You'll have to deal with the financial stress of booking hotel rooms, and absorbing the cost when clients don't show or cancel at the last minute. You'll need to start spending a lot more money on grooming, hair, skin, and nails, and then deal with the questions from people in your regular life who comment about how you look.

You'll have to deal with reading reviews of your performance in bed. (Not recommended for the remotely insecure.) You have to always be on and be cheerful and put on a persona. You have to deal with clients who try to use you as a therapist, clients with questionable personal hygiene, and clients who have major issues around power and money. You have to deal with men you absolutely are not attracted to, and to have to fake emotional and physical attraction. The regulars I had who were actually men I found attractive, treated me kindly and as if I were a person in my own right, instead of a walking Fleshlight? Few and far between, honey.
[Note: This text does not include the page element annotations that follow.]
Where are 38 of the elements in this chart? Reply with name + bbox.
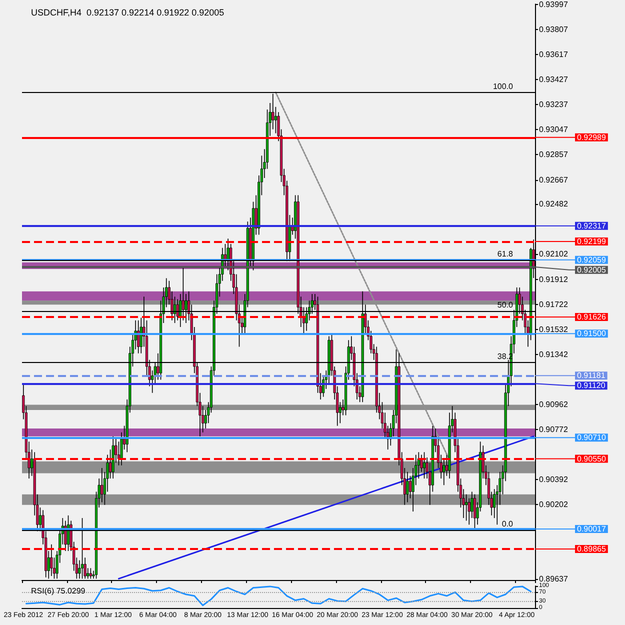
ref-line-label: 0.92317 (577, 221, 606, 230)
ref-line-label: 0.90550 (577, 454, 606, 464)
chart-title: RSI(6) 75.0299 (31, 586, 86, 596)
y-tick-label: 0.91342 (539, 350, 568, 359)
ref-line-label: 0.92199 (577, 236, 606, 246)
y-tick-label: 0.93997 (539, 0, 568, 9)
y-tick-label: 0.91722 (539, 300, 568, 309)
annotation: 0.0 (502, 519, 514, 528)
y-tick-label: 0.90202 (539, 500, 568, 510)
y-tick-label: 0.93617 (539, 50, 568, 60)
ref-line-label: 0.89865 (577, 544, 606, 554)
ref-line-label: 0.91181 (577, 371, 606, 380)
ref-line-label: 0.92989 (577, 132, 606, 142)
y-tick-label: 0.92482 (539, 200, 568, 209)
annotation: 50.0 (497, 300, 514, 310)
annotation: 61.8 (497, 249, 514, 258)
ref-line-label: 0.92005 (577, 265, 606, 274)
y-tick-label: 0.91912 (539, 274, 568, 284)
chart-title: USDCHF,H4 0.92137 0.92214 0.91922 0.92005 (31, 8, 224, 18)
y-tick-label: 0.93427 (539, 75, 568, 84)
y-tick-label: 0.93047 (539, 125, 568, 134)
annotation: 100.0 (492, 82, 514, 91)
ref-line-label: 0.90017 (577, 524, 606, 534)
y-tick-label: 0.93807 (539, 25, 568, 34)
y-tick-label: 0.93237 (539, 100, 568, 110)
ref-line-label: 0.91120 (577, 381, 606, 390)
y-tick-label: 0.90392 (539, 475, 568, 484)
y-tick-label: 0.91532 (539, 324, 568, 334)
y-tick-label: 0.89637 (539, 574, 568, 584)
y-tick-label: 0.92102 (539, 250, 568, 259)
ref-line-label: 0.91500 (577, 329, 606, 338)
ref-line-label: 0.92059 (577, 255, 606, 264)
y-tick-label: 0.92667 (539, 175, 568, 184)
y-tick-label: 0.90962 (539, 400, 568, 409)
ref-line-label: 0.90710 (577, 433, 606, 442)
y-tick-label: 0.92857 (539, 150, 568, 160)
y-tick-label: 0.90772 (539, 425, 568, 434)
ref-line-label: 0.91626 (577, 312, 606, 322)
It will absolutely and irrevocably change how you view men, sex, and relationships. Let me repeat that: irrevocably. I strongly suggest seeing a therapist while you're escorting to help deal with the new ways you're going to see people and yourself.

Yeah, it's nice to get the compliment that you're so good at fucking that you could charge for it. But please think about the entirety of what that entails — at great length — before you embark on it as a side gig.

If you have any other questions, please feel free to email me at lillith@nym.hush.com.
posted by restless_nomad at 2:28 PM on June 15, 2015 [5 favorites]


From an anonymous member:
I am an escort & yes, a 5-hour date is my hourly rate times 5. If it's a client I like spending time with, I might give him a discount (e.g. 5 hours for the price of 4). Overnights are usually my hourly rate times 6 or 7. Some escorts have a "social rate" that is lower than their regular rate: the client will pay less for any time spent together in public than for intimate time. Still others have a set rate for a "dinner date" which includes e.g. a 1-hour dinner plus 2 hours of intimate time. This rate will always be less than the hourly rate times 3 (that's the point of having a "dinner date" rate--the client pays less if he takes you out to dinner than he would if he wanted to have sex for 3 hours).